自分とは、違う
ふわり、と、虚空に光が舞う。
淡い光は、複雑な紋様を描き、一つの陣を形作った。
それは、世界の理を歪めた際の軋みの発露だ。
世界の理の歪みが、耐えうる限界を越える前に、ヴォルケの剣が光で描かれた紋様を切り裂いた。
——歪みが一線を越える前なら、そして、特定の武器であるなら、魔力が欠片も無いヴォルケであっても、魔法の発現を阻止できる。
反魔と呼ばれる技術の一つだが、ヴォルケの様に当たり前に行使できる人間は、極稀だ。
気がつけば、氷漬けになった竜の傍らに、見慣れない服装の人間が立っていた。
金髪碧眼の、男性的な美貌の男。
「新手か」
魔法によって攻撃されかけたのにも拘らず、リアは冷めた口調で呟く。
けれど、彼女の双眸は声音とは裏腹な、激烈な輝きを宿していた。
『——リッちゃんに何しようとしやがるのですっ?! 怒りますよっ!! 激おこぷんぷんなのですよっ!!!』
ウサギの着ぐるみが、新たな襲撃者へ『魔法の☆スティック♪』を振り回していたのだが、……ふざけている様にしか見えない。
ローディオでは使われない異界言葉のせいで、ナカのヒトの怒りがあまり伝わってこなかった。
普通なら引きそうなウサギの着ぐるみに、だが、相手は恭しく頭を下げる。
「——お初にお目にかかります、いと高き方々」
そう言って一礼する仕草は、やけに芝居がかっていた。
山賊顔とリアに評されたヴォルケとは違い、酷く作り物めいた、何故だか無性にイラッとくる様な美形である。
そこらの娘達の黄色い嬌声を独り占めしそうな男は、残念なことに人外しか見えていない。
「汚らわしい交じり物や、地を這う獣にさえ慈悲をかけられるとは、いと高き方々はなんとお優しいことでしょうか。 ——ですが、我らが宝に手を出す害虫を侍らすのは、如何なものかと存じます」
次の瞬間、ずん、と、周囲の空気の重みが激増した、気がした。
「——あ、駄目だこいつ」
『ギルティやねん』
『ギルティですね』
「……」
吹けば飛びそうに軽い調子の台詞な癖に、人外組の周辺の空気はもう重量級である。
リアが、ふっと、笑みを浮かべる。
一見すると地味な部類の顔に在るのは、若い竜を前にした時よりも、遥かに輝かしく、凶暴性を秘めた笑顔であった。

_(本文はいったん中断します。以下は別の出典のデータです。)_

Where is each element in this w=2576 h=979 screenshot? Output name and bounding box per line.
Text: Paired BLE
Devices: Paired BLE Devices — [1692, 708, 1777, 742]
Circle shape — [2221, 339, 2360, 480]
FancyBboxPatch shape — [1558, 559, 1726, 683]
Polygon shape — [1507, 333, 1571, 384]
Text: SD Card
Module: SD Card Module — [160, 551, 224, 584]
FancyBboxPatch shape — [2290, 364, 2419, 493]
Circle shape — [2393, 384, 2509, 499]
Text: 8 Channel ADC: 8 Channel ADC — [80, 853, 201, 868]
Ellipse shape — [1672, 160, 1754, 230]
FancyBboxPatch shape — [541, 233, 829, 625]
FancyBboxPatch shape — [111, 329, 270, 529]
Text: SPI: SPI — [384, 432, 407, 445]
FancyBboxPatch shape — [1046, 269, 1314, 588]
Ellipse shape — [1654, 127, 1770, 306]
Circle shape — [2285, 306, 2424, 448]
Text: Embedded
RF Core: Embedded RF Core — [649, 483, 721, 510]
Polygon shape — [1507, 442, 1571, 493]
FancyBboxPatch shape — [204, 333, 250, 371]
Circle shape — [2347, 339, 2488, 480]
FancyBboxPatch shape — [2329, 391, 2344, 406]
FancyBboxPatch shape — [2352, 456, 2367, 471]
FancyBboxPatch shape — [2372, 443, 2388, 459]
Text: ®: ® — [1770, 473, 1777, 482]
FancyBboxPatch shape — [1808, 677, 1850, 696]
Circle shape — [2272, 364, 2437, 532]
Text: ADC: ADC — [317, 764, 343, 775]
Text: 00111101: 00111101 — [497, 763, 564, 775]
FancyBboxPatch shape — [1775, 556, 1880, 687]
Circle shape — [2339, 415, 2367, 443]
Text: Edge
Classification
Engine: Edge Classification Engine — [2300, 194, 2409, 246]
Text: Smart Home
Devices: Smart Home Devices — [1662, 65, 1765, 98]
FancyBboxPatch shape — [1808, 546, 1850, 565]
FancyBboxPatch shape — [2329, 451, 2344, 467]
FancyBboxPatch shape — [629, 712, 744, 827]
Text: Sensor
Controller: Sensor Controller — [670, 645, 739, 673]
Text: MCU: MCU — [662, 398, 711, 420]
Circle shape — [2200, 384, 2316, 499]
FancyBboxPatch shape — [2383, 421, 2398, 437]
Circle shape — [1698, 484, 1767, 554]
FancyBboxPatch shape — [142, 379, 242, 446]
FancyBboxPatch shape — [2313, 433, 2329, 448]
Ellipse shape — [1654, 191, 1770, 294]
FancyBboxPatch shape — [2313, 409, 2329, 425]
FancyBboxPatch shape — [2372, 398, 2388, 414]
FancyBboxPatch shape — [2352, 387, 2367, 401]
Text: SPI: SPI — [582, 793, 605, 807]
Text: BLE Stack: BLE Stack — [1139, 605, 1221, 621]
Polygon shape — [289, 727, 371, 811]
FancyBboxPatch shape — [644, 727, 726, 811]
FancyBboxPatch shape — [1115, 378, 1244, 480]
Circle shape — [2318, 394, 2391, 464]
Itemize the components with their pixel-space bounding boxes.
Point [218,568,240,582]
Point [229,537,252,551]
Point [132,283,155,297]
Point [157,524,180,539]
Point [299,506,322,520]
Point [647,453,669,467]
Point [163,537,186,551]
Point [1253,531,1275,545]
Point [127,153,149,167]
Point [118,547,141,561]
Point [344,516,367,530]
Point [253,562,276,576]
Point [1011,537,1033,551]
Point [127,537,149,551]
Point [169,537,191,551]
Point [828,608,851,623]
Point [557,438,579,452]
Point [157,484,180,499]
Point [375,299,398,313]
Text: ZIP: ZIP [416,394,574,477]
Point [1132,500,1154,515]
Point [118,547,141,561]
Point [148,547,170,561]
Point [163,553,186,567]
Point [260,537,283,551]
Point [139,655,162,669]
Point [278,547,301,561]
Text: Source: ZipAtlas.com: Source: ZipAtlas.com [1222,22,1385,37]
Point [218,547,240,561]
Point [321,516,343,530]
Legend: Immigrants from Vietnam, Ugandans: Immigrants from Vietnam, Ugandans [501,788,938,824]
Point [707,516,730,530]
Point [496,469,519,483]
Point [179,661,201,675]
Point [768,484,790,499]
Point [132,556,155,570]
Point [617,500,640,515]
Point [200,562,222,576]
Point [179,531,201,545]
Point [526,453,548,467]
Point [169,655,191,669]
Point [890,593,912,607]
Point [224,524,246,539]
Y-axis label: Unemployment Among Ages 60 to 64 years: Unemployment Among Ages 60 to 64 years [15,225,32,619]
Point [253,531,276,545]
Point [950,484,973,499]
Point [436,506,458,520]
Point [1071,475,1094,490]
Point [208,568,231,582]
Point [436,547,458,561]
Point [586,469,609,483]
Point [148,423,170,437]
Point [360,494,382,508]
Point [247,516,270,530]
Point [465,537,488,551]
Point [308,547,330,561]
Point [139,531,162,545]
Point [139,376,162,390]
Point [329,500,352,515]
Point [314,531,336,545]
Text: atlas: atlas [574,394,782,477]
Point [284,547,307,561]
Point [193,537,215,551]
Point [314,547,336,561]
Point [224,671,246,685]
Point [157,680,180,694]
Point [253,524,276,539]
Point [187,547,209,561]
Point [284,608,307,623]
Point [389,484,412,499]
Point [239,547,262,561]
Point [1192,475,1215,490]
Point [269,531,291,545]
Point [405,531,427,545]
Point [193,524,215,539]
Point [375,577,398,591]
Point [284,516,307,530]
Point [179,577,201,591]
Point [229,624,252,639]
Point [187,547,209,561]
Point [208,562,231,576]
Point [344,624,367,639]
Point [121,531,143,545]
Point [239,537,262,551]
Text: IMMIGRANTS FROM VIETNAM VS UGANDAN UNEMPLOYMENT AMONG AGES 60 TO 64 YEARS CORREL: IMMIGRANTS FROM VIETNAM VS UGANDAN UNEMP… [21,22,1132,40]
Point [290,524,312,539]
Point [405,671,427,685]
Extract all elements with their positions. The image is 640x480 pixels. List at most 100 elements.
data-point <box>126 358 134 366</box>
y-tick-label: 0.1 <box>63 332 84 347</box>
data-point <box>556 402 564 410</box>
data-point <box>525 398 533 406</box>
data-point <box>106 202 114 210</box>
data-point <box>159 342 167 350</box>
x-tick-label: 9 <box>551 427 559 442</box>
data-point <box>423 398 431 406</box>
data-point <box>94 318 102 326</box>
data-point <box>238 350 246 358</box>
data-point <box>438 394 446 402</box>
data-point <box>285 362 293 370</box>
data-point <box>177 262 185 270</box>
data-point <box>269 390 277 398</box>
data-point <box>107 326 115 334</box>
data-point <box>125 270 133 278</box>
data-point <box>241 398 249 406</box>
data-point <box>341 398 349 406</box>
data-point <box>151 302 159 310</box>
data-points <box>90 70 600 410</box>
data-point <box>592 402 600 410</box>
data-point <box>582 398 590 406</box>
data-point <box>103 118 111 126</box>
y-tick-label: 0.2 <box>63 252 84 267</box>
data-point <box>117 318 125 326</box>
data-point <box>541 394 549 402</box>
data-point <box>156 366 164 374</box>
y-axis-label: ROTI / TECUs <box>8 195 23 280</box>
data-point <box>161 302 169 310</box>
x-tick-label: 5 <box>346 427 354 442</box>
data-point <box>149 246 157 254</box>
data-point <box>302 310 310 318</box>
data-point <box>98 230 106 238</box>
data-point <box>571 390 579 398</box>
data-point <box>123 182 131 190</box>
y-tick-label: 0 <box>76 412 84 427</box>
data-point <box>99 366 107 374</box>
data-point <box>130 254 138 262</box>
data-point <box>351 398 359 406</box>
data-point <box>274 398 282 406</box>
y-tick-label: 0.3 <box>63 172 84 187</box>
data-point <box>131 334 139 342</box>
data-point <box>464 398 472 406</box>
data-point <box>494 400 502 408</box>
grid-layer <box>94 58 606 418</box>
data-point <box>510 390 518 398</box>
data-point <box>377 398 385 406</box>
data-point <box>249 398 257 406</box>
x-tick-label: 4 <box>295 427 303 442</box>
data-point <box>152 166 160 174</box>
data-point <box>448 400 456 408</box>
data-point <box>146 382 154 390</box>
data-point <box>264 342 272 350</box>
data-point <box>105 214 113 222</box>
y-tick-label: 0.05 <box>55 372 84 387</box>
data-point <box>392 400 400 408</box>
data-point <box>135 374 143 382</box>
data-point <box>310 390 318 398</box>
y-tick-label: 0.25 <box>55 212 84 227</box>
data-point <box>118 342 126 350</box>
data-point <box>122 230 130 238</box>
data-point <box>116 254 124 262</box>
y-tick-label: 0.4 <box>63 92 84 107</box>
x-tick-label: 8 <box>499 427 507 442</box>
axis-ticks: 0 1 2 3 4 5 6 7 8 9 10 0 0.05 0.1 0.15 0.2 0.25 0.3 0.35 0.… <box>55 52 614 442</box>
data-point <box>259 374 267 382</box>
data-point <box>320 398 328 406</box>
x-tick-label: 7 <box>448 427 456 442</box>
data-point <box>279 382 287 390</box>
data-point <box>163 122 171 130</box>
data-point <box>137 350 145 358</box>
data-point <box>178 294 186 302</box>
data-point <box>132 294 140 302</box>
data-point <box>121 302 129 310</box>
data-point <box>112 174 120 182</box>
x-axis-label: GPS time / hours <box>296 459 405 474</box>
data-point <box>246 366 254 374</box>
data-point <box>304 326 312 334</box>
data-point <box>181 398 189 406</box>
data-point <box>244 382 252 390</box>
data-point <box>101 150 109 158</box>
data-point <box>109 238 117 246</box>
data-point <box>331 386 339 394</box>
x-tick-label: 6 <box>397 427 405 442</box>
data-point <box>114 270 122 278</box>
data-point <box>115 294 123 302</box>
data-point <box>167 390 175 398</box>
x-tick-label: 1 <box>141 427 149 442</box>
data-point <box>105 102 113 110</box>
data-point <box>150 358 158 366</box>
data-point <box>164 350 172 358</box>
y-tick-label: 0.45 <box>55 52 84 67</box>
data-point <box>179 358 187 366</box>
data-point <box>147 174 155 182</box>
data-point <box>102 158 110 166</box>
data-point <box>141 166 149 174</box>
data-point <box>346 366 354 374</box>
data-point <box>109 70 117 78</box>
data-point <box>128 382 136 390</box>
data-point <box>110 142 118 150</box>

——ああ、こいつはキレると凄くイイ顔で笑うんだな……。
ヴォルケは、気になる娘の新たな一面を発見した。
その発見が嬉しいとは、全く思えなかったけれど。
「……幼竜よりは、ましな箔ではあるな」
『も~、何でお山から出てきちゃったんですかねぇ、このおバカちゃんは』
微笑を湛えたままのリアに対し、前脚を頬にあてたウサギの着ぐるみは、特に止めようともしない。
幼いものとは違い、ある程度成長したものには、ナカのヒトは冷淡であるようだった。
そんな彼らの反応に、男の姿をしたモノは、不思議そうな——本当に、不思議そうな表情を浮かべる。
ある日突然、当たり前の常識を、違うと指摘されたような顔。
黒猫が目を細め、しわがれた声を発した。
「……雛に、人を喰らうことを教えたのは、貴様か」
「ええ、それが何か? この辺りで一番多い肉は、それでしょう?」
それ、の部分で男がリアを指差し、ヴォルケは酷く嫌な気分になった。
男がリアに向ける視線は、例えるなら、蟻の群れを構成する一個体に対するものだ。
沢山の同じものの中の、一つ。
群れの中に紛れれば、見分けがつかない。
己とは全く違う、決して相容れることが無いと思い込んでいるものに対する、視線だった。
ヴォルケが男に怒りを表したところで、変わるものは、何もないだろう。
男にとって、ヴォルケもまた蟻の一個体に過ぎない。
——蟻の感情を、ヴォルケが分からないのと、同じことだ。
風すら吹かない静寂が、耳に痛い。
基本的に残念生物達は騒がしいので、尚更だ。
ヴォルケの背に、知らず汗が滲む。
こちとら将軍職を拝命しているだけの徒人なのだ。
目の前で怪獣大決戦勃発なんて自体は、勘弁してほしい。
と、頭上に異様な気配を感じ、ヴォルケは顔を引き攣らせた。